FHIR GraphQL
FHIR GraphQL API for Digital Health Frontends
Fire Arrow Server exposes a read-only GraphQL endpoint at `POST /fhir/$graphql`. Authorization runs through `graphql-read` and `graphql-search` operations, with the same validators, identity filters, and property filters as REST.
Who this is for
Frontend, mobile, and API teams building FHIR-native applications.
Clinical applicability
A patient dashboard can load demographics, recent vitals, due tasks, and care team in one query, with the underlying searches narrowed to the patient's compartment by the server.
What the endpoint exposes
All queries POST to `/fhir/$graphql`. The Server admin UI ships a GraphQL explorer at `/admin/graphql` with schema documentation, auto-complete, and query history. Server's GraphQL is read-only; create, update, and delete go through FHIR REST. Core's GraphQL supports both read and write since it delegates persistence to the upstream FHIR service.

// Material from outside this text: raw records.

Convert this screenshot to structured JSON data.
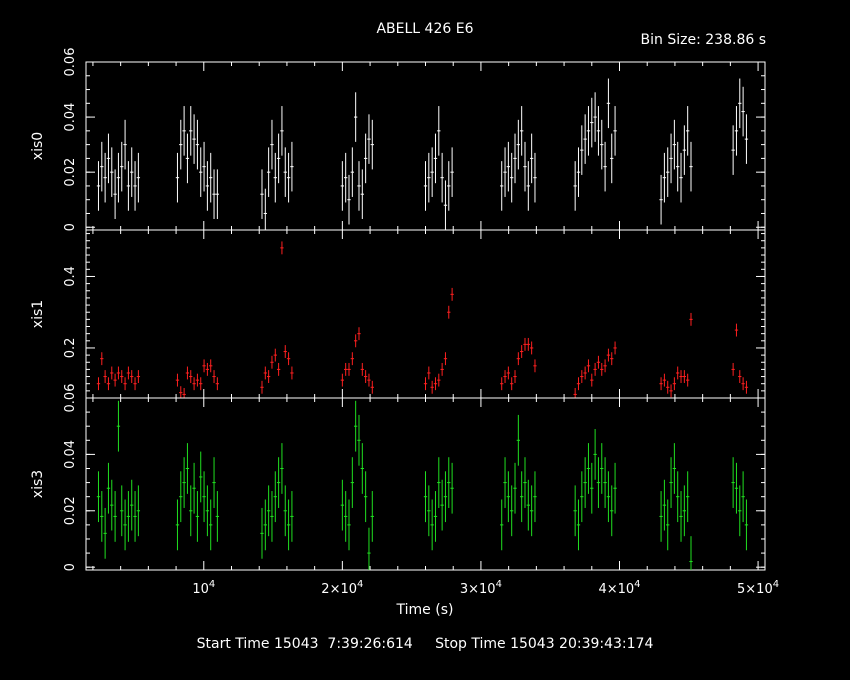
{
  "chart_data": {
    "type": "scatter",
    "title": "ABELL 426 E6",
    "bin_size_label": "Bin Size: 238.86 s",
    "xlabel": "Time (s)",
    "xlim": [
      1500,
      50500
    ],
    "x_ticks": [
      {
        "value": 10000,
        "mant": "",
        "exp": "4"
      },
      {
        "value": 20000,
        "mant": "2×",
        "exp": "4"
      },
      {
        "value": 30000,
        "mant": "3×",
        "exp": "4"
      },
      {
        "value": 40000,
        "mant": "4×",
        "exp": "4"
      },
      {
        "value": 50000,
        "mant": "5×",
        "exp": "4"
      }
    ],
    "panels": [
      {
        "name": "xis0",
        "color": "#ffffff",
        "ylim": [
          -0.001,
          0.06
        ],
        "yticks": [
          {
            "v": 0,
            "t": "0"
          },
          {
            "v": 0.02,
            "t": "0.02"
          },
          {
            "v": 0.04,
            "t": "0.04"
          },
          {
            "v": 0.06,
            "t": "0.06"
          }
        ],
        "yerr": 0.009,
        "x": [
          2400,
          2640,
          2880,
          3120,
          3360,
          3600,
          3840,
          4080,
          4320,
          4560,
          4800,
          5040,
          5280,
          8100,
          8340,
          8580,
          8820,
          9060,
          9300,
          9540,
          9780,
          10020,
          10260,
          10500,
          10740,
          10980,
          14200,
          14440,
          14680,
          14920,
          15160,
          15400,
          15640,
          15880,
          16120,
          16360,
          20000,
          20240,
          20480,
          20720,
          20960,
          21200,
          21440,
          21680,
          21920,
          22160,
          26000,
          26240,
          26480,
          26720,
          26960,
          27200,
          27440,
          27680,
          27920,
          31500,
          31740,
          31980,
          32220,
          32460,
          32700,
          32940,
          33180,
          33420,
          33660,
          33900,
          36800,
          37040,
          37280,
          37520,
          37760,
          38000,
          38240,
          38480,
          38720,
          38960,
          39200,
          39440,
          39680,
          43000,
          43240,
          43480,
          43720,
          43960,
          44200,
          44440,
          44680,
          44920,
          45160,
          48200,
          48440,
          48680,
          48920,
          49160
        ],
        "y": [
          0.015,
          0.022,
          0.018,
          0.025,
          0.02,
          0.012,
          0.018,
          0.022,
          0.03,
          0.015,
          0.02,
          0.015,
          0.018,
          0.018,
          0.03,
          0.035,
          0.025,
          0.035,
          0.032,
          0.03,
          0.02,
          0.022,
          0.015,
          0.018,
          0.012,
          0.012,
          0.012,
          0.005,
          0.02,
          0.03,
          0.018,
          0.025,
          0.035,
          0.02,
          0.018,
          0.022,
          0.015,
          0.018,
          0.01,
          0.02,
          0.04,
          0.015,
          0.012,
          0.025,
          0.032,
          0.03,
          0.015,
          0.018,
          0.02,
          0.025,
          0.035,
          0.018,
          0.008,
          0.015,
          0.02,
          0.015,
          0.02,
          0.022,
          0.018,
          0.025,
          0.03,
          0.035,
          0.022,
          0.015,
          0.025,
          0.018,
          0.015,
          0.02,
          0.028,
          0.032,
          0.035,
          0.038,
          0.04,
          0.035,
          0.03,
          0.022,
          0.045,
          0.025,
          0.035,
          0.01,
          0.018,
          0.02,
          0.025,
          0.03,
          0.022,
          0.018,
          0.028,
          0.035,
          0.022,
          0.028,
          0.035,
          0.045,
          0.042,
          0.032
        ]
      },
      {
        "name": "xis1",
        "color": "#ff2020",
        "ylim": [
          0.06,
          0.53
        ],
        "yticks": [
          {
            "v": 0.06,
            "t": "0.06"
          },
          {
            "v": 0.2,
            "t": "0.2"
          },
          {
            "v": 0.4,
            "t": "0.4"
          }
        ],
        "yerr": 0.018,
        "x": [
          2400,
          2640,
          2880,
          3120,
          3360,
          3600,
          3840,
          4080,
          4320,
          4560,
          4800,
          5040,
          5280,
          8100,
          8340,
          8580,
          8820,
          9060,
          9300,
          9540,
          9780,
          10020,
          10260,
          10500,
          10740,
          10980,
          14200,
          14440,
          14680,
          14920,
          15160,
          15400,
          15640,
          15880,
          16120,
          16360,
          20000,
          20240,
          20480,
          20720,
          20960,
          21200,
          21440,
          21680,
          21920,
          22160,
          26000,
          26240,
          26480,
          26720,
          26960,
          27200,
          27440,
          27680,
          27920,
          31500,
          31740,
          31980,
          32220,
          32460,
          32700,
          32940,
          33180,
          33420,
          33660,
          33900,
          36800,
          37040,
          37280,
          37520,
          37760,
          38000,
          38240,
          38480,
          38720,
          38960,
          39200,
          39440,
          39680,
          43000,
          43240,
          43480,
          43720,
          43960,
          44200,
          44440,
          44680,
          44920,
          45160,
          48200,
          48440,
          48680,
          48920,
          49160
        ],
        "y": [
          0.1,
          0.17,
          0.12,
          0.1,
          0.13,
          0.11,
          0.13,
          0.12,
          0.1,
          0.13,
          0.12,
          0.1,
          0.12,
          0.11,
          0.075,
          0.07,
          0.13,
          0.12,
          0.1,
          0.11,
          0.1,
          0.15,
          0.14,
          0.15,
          0.12,
          0.1,
          0.09,
          0.13,
          0.12,
          0.16,
          0.18,
          0.14,
          0.48,
          0.19,
          0.17,
          0.13,
          0.11,
          0.14,
          0.14,
          0.17,
          0.22,
          0.24,
          0.14,
          0.12,
          0.11,
          0.09,
          0.1,
          0.13,
          0.09,
          0.1,
          0.11,
          0.14,
          0.17,
          0.3,
          0.35,
          0.1,
          0.12,
          0.13,
          0.1,
          0.12,
          0.17,
          0.19,
          0.21,
          0.21,
          0.2,
          0.15,
          0.07,
          0.1,
          0.12,
          0.13,
          0.15,
          0.11,
          0.14,
          0.16,
          0.14,
          0.15,
          0.18,
          0.17,
          0.2,
          0.1,
          0.11,
          0.09,
          0.08,
          0.1,
          0.13,
          0.12,
          0.12,
          0.11,
          0.28,
          0.14,
          0.25,
          0.12,
          0.1,
          0.09
        ]
      },
      {
        "name": "xis3",
        "color": "#20e020",
        "ylim": [
          -0.001,
          0.06
        ],
        "yticks": [
          {
            "v": 0,
            "t": "0"
          },
          {
            "v": 0.02,
            "t": "0.02"
          },
          {
            "v": 0.04,
            "t": "0.04"
          }
        ],
        "yerr": 0.009,
        "x": [
          2400,
          2640,
          2880,
          3120,
          3360,
          3600,
          3840,
          4080,
          4320,
          4560,
          4800,
          5040,
          5280,
          8100,
          8340,
          8580,
          8820,
          9060,
          9300,
          9540,
          9780,
          10020,
          10260,
          10500,
          10740,
          10980,
          14200,
          14440,
          14680,
          14920,
          15160,
          15400,
          15640,
          15880,
          16120,
          16360,
          20000,
          20240,
          20480,
          20720,
          20960,
          21200,
          21440,
          21680,
          21920,
          22160,
          26000,
          26240,
          26480,
          26720,
          26960,
          27200,
          27440,
          27680,
          27920,
          31500,
          31740,
          31980,
          32220,
          32460,
          32700,
          32940,
          33180,
          33420,
          33660,
          33900,
          36800,
          37040,
          37280,
          37520,
          37760,
          38000,
          38240,
          38480,
          38720,
          38960,
          39200,
          39440,
          39680,
          43000,
          43240,
          43480,
          43720,
          43960,
          44200,
          44440,
          44680,
          44920,
          45160,
          48200,
          48440,
          48680,
          48920,
          49160
        ],
        "y": [
          0.025,
          0.018,
          0.012,
          0.028,
          0.022,
          0.018,
          0.05,
          0.02,
          0.015,
          0.018,
          0.022,
          0.018,
          0.02,
          0.015,
          0.025,
          0.03,
          0.035,
          0.02,
          0.028,
          0.018,
          0.032,
          0.025,
          0.02,
          0.015,
          0.03,
          0.018,
          0.012,
          0.015,
          0.02,
          0.018,
          0.025,
          0.03,
          0.035,
          0.02,
          0.015,
          0.018,
          0.022,
          0.018,
          0.015,
          0.03,
          0.05,
          0.045,
          0.035,
          0.025,
          0.005,
          0.018,
          0.025,
          0.02,
          0.015,
          0.018,
          0.03,
          0.022,
          0.025,
          0.03,
          0.028,
          0.015,
          0.03,
          0.025,
          0.02,
          0.028,
          0.045,
          0.025,
          0.03,
          0.022,
          0.02,
          0.025,
          0.02,
          0.015,
          0.025,
          0.03,
          0.035,
          0.028,
          0.04,
          0.03,
          0.035,
          0.03,
          0.025,
          0.02,
          0.028,
          0.018,
          0.022,
          0.015,
          0.03,
          0.035,
          0.025,
          0.018,
          0.02,
          0.025,
          0.002,
          0.03,
          0.028,
          0.02,
          0.025,
          0.015
        ]
      }
    ],
    "footer": "Start Time 15043  7:39:26:614     Stop Time 15043 20:39:43:174"
  }
}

Three query shapes are supported: single-resource by ID (e.g. `Patient(id: "123")`), list/search (e.g. `PatientList(name: "Smith")`), and reference resolution that pulls related resources inline. Server supports nested queries; Core does not.
Authorization at the GraphQL layer
GraphQL uses dedicated operations: `graphql-read` for fetching a single resource by ID, `graphql-search` for list and connection queries. They are configured through the same rule shape as REST operations, with the same validators (`PatientCompartment`, `LegitimateInterest`, `CareTeam`, and the rest).
Search narrowing applies through alternative search parameter maps. The client does not pass a compartment filter; the server adds one. Property filters and identity filters apply identically.
Inline reference expansion in GraphQL read is the recommended pattern when the role has property filters but should not have full search access. References are resolved by ID, so there is no client-controlled search parameter to use as a side channel.
Configuration
GraphQL is enabled by default. Disable it with `hapi.fhir.graphql_enabled: false` in `application.yaml`. Per-resource exposure is controlled by the rules: a resource type without `graphql-read` or `graphql-search` rules is not reachable through GraphQL even if it is reachable through REST.
FAQ
Why is Server's GraphQL read-only?
The separation keeps the GraphQL schema focused on data retrieval and the REST API as the single write path. Writes still flow through FHIR REST and pass through the same authorization layer. Core supports GraphQL writes because it delegates to an upstream FHIR server.
Do I need both `graphql-read` and `graphql-search` rules?
Yes, if you want both single-resource fetches and list/connection queries. A `graphql-read`-only rule lets a client fetch by ID but not search. This pattern fits property-filtered roles.
How does GraphQL pagination work?
Through the same patterns as FHIR REST search bundles, exposed as connection fields in the GraphQL schema. The Queries and Patterns docs page covers this in detail.